Vegetable Beds are for Vegetables

I built the second bed today, but there is much more dirt to put in it. I would have finished it but I decided it was time to go through the stack of old lumber in our shed and figure out how many boards and what sizes we actually had so I knew how many beds I could build. Yesterday I was looking at an amorphous pile of wood and thinking there was no way I had enough to build all the beds we'd planned. Once organized it turned out the pile was in fact much larger.

Now of course I'm rethinking where I want to put all the beds. Last year I dug a bed at the edge of our parking area (a large gravel patch in front of the house) where I thought at the time everything would get enough sun to be productive without getting so much sun that it would all dry out.
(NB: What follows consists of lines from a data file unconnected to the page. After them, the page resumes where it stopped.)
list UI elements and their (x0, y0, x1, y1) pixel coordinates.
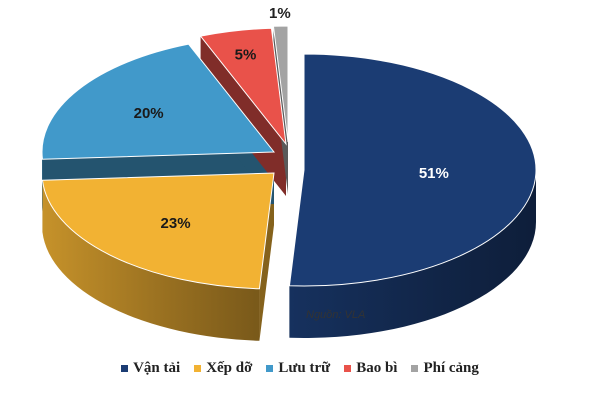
slice-label-van-tai: 51% (419, 165, 449, 182)
legend-label-bao-bi: Bao bì (356, 360, 398, 376)
legend-label-luu-tru: Lưu trữ (278, 360, 331, 376)
slice-label-luu-tru: 20% (134, 105, 164, 122)
legend-item-luu-tru: Lưu trữ (266, 360, 330, 377)
slice-bao-bi (199, 27, 287, 146)
legend-label-phi-cang: Phí cảng (423, 360, 479, 376)
slice-phi-cang (272, 25, 289, 143)
source-note: Nguồn: VLA (306, 309, 366, 321)
legend-swatch-van-tai (121, 365, 129, 372)
legend-swatch-phi-cang (411, 365, 419, 372)
pie-chart: 51% 23% 20% 5% 1% (41, 5, 537, 341)
legend: Vận tải Xếp dỡ Lưu trữ Bao bì Phí cảng (0, 360, 600, 377)
legend-swatch-bao-bi (344, 365, 352, 372)
slice-side-van-tai-0 (289, 170, 536, 338)
slice-van-tai (288, 53, 537, 287)
slice-label-phi-cang: 1% (269, 5, 291, 22)
legend-item-xep-do: Xếp dỡ (194, 360, 252, 377)
slice-luu-tru (41, 43, 276, 160)
legend-item-van-tai: Vận tải (121, 360, 180, 377)
pie-tops (41, 25, 537, 290)
legend-label-van-tai: Vận tải (133, 360, 181, 376)
slice-xep-do (41, 172, 275, 290)
pie-labels: 51% 23% 20% 5% 1% (134, 5, 449, 232)
slice-side-xep-do-0 (42, 180, 260, 341)
legend-label-xep-do: Xếp dỡ (206, 360, 253, 376)
legend-item-phi-cang: Phí cảng (411, 360, 479, 377)
legend-item-bao-bi: Bao bì (344, 360, 397, 377)
legend-swatch-luu-tru (266, 365, 274, 372)
slice-label-bao-bi: 5% (235, 46, 257, 63)
legend-swatch-xep-do (194, 365, 202, 372)
slice-label-xep-do: 23% (161, 215, 191, 232)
Then last year went on to be the wettest one of the decade, and the shade level was much too high. Gardeners will appreciate this: despite having three healthy plants, we never got one single zucchini. Really! This year I tried to pick sunnier sites, but I find myself doubting a few of my selections. The bed I built today is just under 2/3 the size of what I had planned to put in that location--eleven feet long instead of the planned 16. What do you know, I had no 16 foot boards. Do they even cut 16 foot lumber any more? Anyway, I shifted it to the sunnier side of the 16 feet, so I think I've got a good bed. But I wonder about the other three, the Oak Beds on the other side of the yard. The one in front of the woodpile should be fine, but the rest... I don't know. I have to call in Smittywife for an opinion.

I also continued mucking out the chicken coops, which is as disgusting as you assume it is. I had the wheelbarrow about 3/4 full of shit when it got unbalanced and tipped over. I was inside the coop at the time so it didn't get all over me at least, but it meant I had to scoop the same shit twice. Oy.

The real problem is this: vegetable beds are for vegetables. I noticed this afternoon when I went to add the last few scoops of dirt to yesterday's bed that the barn cats had explored the bed last night. At least they didn't do anything in it, but it was full of paw prints. Then I go around the side of the garage to count boards, come back, and the dogs are both in the bed, digging, eating chicken poop (a canine delicacy to judge by their attitudes), having a high old time. They got chased out and I relocated their tie-down farther away. Then I let the chickens out of the coop to roam while I was counting lumber. Again I come back around the garage and there are five chickens in my vegetable bed. The hens had made themselves little nests in there. It was ridiculous. Of course it smells like their coop so I can't blame them, and a little extra fertilizer never hurts, but they shouldn't be nesting in there. Sheesh.